Lunch Talk | The Theory of Artificial Immutability: Protecting Algorithmic Groups under Anti-Discrimination Law
Der Lunch Talk findet am 27. Juni 2022 um 12.30 Uhr MEZ statt. Die Referentin, Sandra Wachter, wird thematische Einblicke in die Berücksichtigung algorithmischer Gruppen im Antidiskriminierungsrecht geben. Hadi Asghari wird die Veranstaltung moderieren. Dies ist eine Präsenz- sowie Online-Veranstaltung, die in englischer Sprache abgehalten wird. Unser Ziel ist es, in einer inspirierenden digitalen Mittagspause zusammenzukommen und Ideen auszutauschen.
L U N C H T A L K
The Theory of Artificial Immutability: Protecting Algorithmic Groups under Anti-Discrimination Law
Tuesday, 27 June 2023 | 12.30 pm – 1.30 pm (CET)

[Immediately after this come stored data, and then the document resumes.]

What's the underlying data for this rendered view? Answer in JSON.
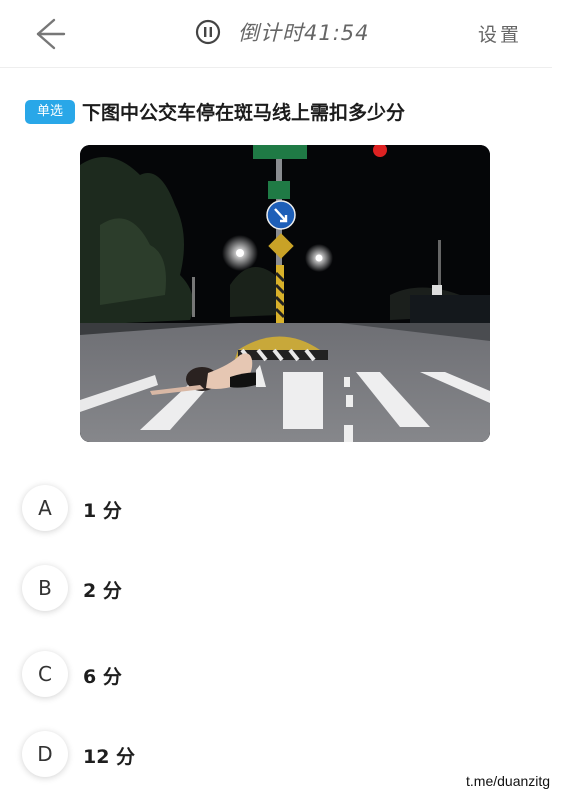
{
  "header": {
    "back_icon": "arrow-left-icon",
    "pause_icon": "pause-circle-icon",
    "timer_label": "倒计时41:54",
    "settings_label": "设置"
  },
  "question": {
    "type_badge": "单选",
    "text": "下图中公交车停在斑马线上需扣多少分",
    "image_alt": "Night street photo: a person lying on a zebra crossing in front of a traffic island"
  },
  "options": [
    {
      "letter": "A",
      "text": "1 分"
    },
    {
      "letter": "B",
      "text": "2 分"
    },
    {
      "letter": "C",
      "text": "6 分"
    },
    {
      "letter": "D",
      "text": "12 分"
    }
  ],
  "watermark": "t.me/duanzitg",
  "colors": {
    "badge": "#29a7e8",
    "icon_gray": "#666666"
  }
}
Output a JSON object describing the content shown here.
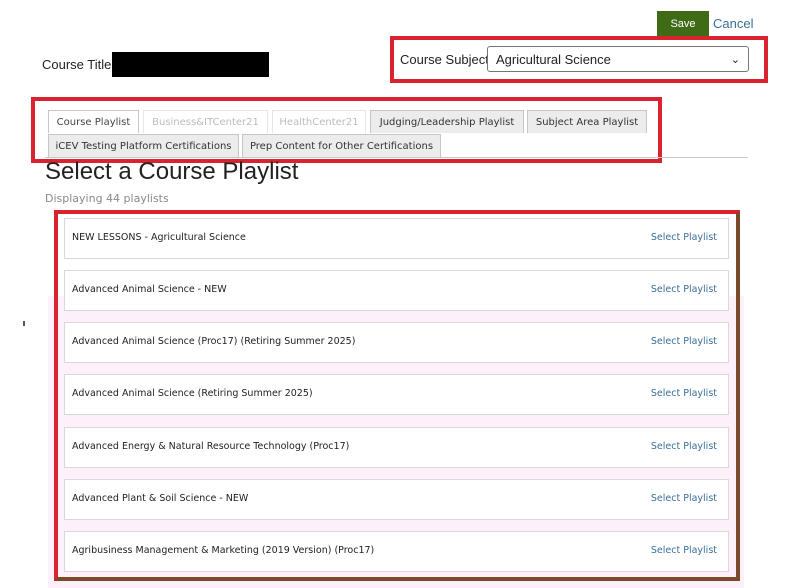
{
  "toolbar": {
    "save_label": "Save",
    "cancel_label": "Cancel"
  },
  "course_title": {
    "label": "Course Title:"
  },
  "course_subject": {
    "label": "Course Subject:",
    "selected": "Agricultural Science"
  },
  "tabs": [
    {
      "label": "Course Playlist",
      "state": "active"
    },
    {
      "label": "Business&ITCenter21",
      "state": "disabled"
    },
    {
      "label": "HealthCenter21",
      "state": "disabled"
    },
    {
      "label": "Judging/Leadership Playlist",
      "state": "normal"
    },
    {
      "label": "Subject Area Playlist",
      "state": "normal"
    },
    {
      "label": "iCEV Testing Platform Certifications",
      "state": "normal"
    },
    {
      "label": "Prep Content for Other Certifications",
      "state": "normal"
    }
  ],
  "main": {
    "title": "Select a Course Playlist",
    "count_text": "Displaying 44 playlists"
  },
  "playlists": [
    {
      "name": "NEW LESSONS - Agricultural Science",
      "action": "Select Playlist"
    },
    {
      "name": "Advanced Animal Science - NEW",
      "action": "Select Playlist"
    },
    {
      "name": "Advanced Animal Science (Proc17) (Retiring Summer 2025)",
      "action": "Select Playlist"
    },
    {
      "name": "Advanced Animal Science (Retiring Summer 2025)",
      "action": "Select Playlist"
    },
    {
      "name": "Advanced Energy & Natural Resource Technology (Proc17)",
      "action": "Select Playlist"
    },
    {
      "name": "Advanced Plant & Soil Science - NEW",
      "action": "Select Playlist"
    },
    {
      "name": "Agribusiness Management & Marketing (2019 Version) (Proc17)",
      "action": "Select Playlist"
    }
  ],
  "colors": {
    "save_bg": "#3f6b16",
    "link": "#3a6f9a",
    "highlight": "#d9232e"
  }
}
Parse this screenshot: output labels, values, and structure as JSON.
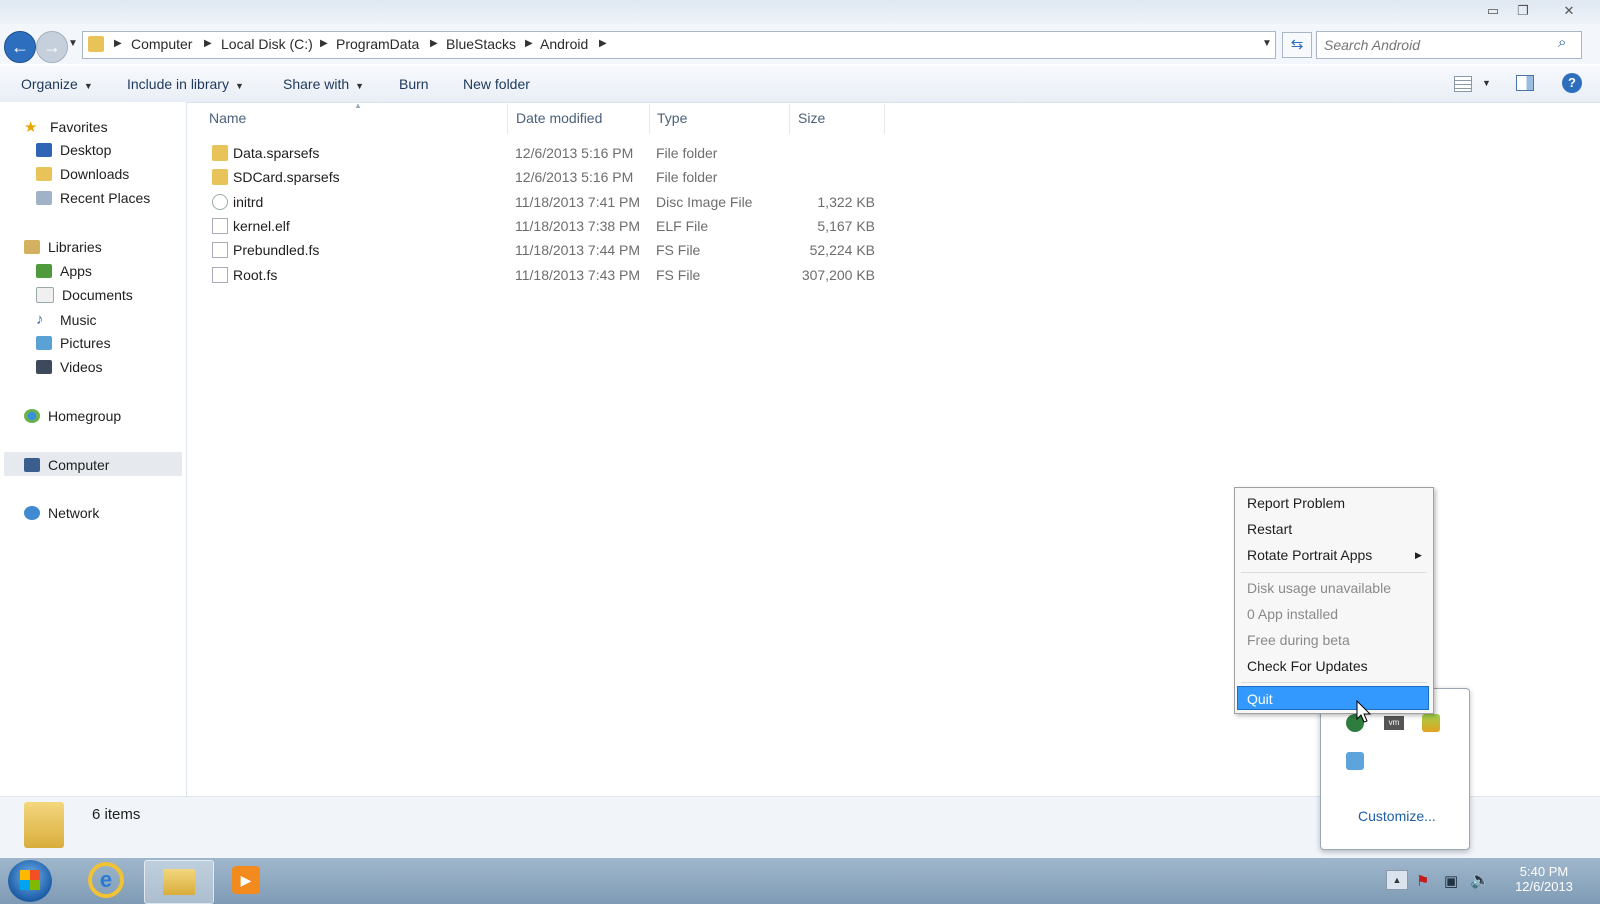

Online (via Zoom) & Humboldt Institute for Internet and Society, Französische Str. 9, 10117 Berlin
Artificial intelligence is increasingly used to make life-changing decisions, including about who is successful with their job application and who gets into university. To do this, AI often creates groups that haven’t previously been used by humans. Many of these groups are not covered by non-discrimination law (e.g., ‘dog owners’ or ‘sad teens’), and some of them are even incomprehensible to humans (e.g., people classified by how fast they scroll through a page or by which browser they use).
This is important because decisions based on algorithmic groups can be harmful. If a loan applicant scrolls through the page quickly or uses only lower caps when filling out the form, their application is more likely to be rejected. If a job applicant uses browsers such as Microsoft Explorer or Safari instead of Chrome or Firefox, they are less likely to be successful. Non-discrimination law aims to protect against similar types of harms, such as equal access to employment, goods, and services, but has never protected “fast scrollers” or “Safari users”. Granting these algorithmic groups protection will be challenging because historically the European Court of Justice has remained reluctant to extend the law to cover new groups.
At this lunch talk, Sandra Wachter argues that algorithmic groups should be protected by non-discrimination law and shows how this could be achieved.
Sandra Wachter, she is a Professor of Technology and Regulation at the Oxford Internet Institute, where she researches the legal and ethical implications of emerging technologies such as AI, Big Data, and robotics. She leads the Governance of Emerging Technologies Research Programme and is affiliated with numerous institutions worldwide, advising on regulatory and ethical questions concerning emerging technologies. Her work focuses on profiling, inferential analytics, algorithmic bias, diversity, and fairness, as well as governmental surveillance, predictive policing, human rights online, and health tech and medical law. Professor Wachter’s research has received significant media attention, and she has won numerous awards, including for her contributions to AI governance. Her current British Academy project aims to find mechanisms to protect privacy and identity in the age of AI and Big Data. Her work also includes the governance and ethical design of algorithms, ethical auditing methods for AI, and legal and ethical aspects of robotics and autonomous systems.
Hadi Asghari is a postdoctoral researcher in the Public Interest AI research group at the Humboldt Institute for Internet and Society (HIIG). His research focuses on safeguarding public values in AI systems. Hadi collaborates closely with researchers and experts from various disciplines and backgrounds, including civil society, industry, and government. He is a member of the AI & Society Lab (at HIIG), the Access Request Advocacy & Research Network (at VU Brussels), and the Open Tech Fund advisory council, among others.
Lunch Talk Series
In our Lunch Talk Series, we explore cutting edge research at the intersection of digitalization and society that is also highly relevant for practice and policy. Topics include grand challenges, sustainability, responsible platforms, AI and the knowledge society. Our aim is to bring researchers and practitioners with a mutual interest on these topics together, exchange ideas, and make research more visible, applicable and impactful.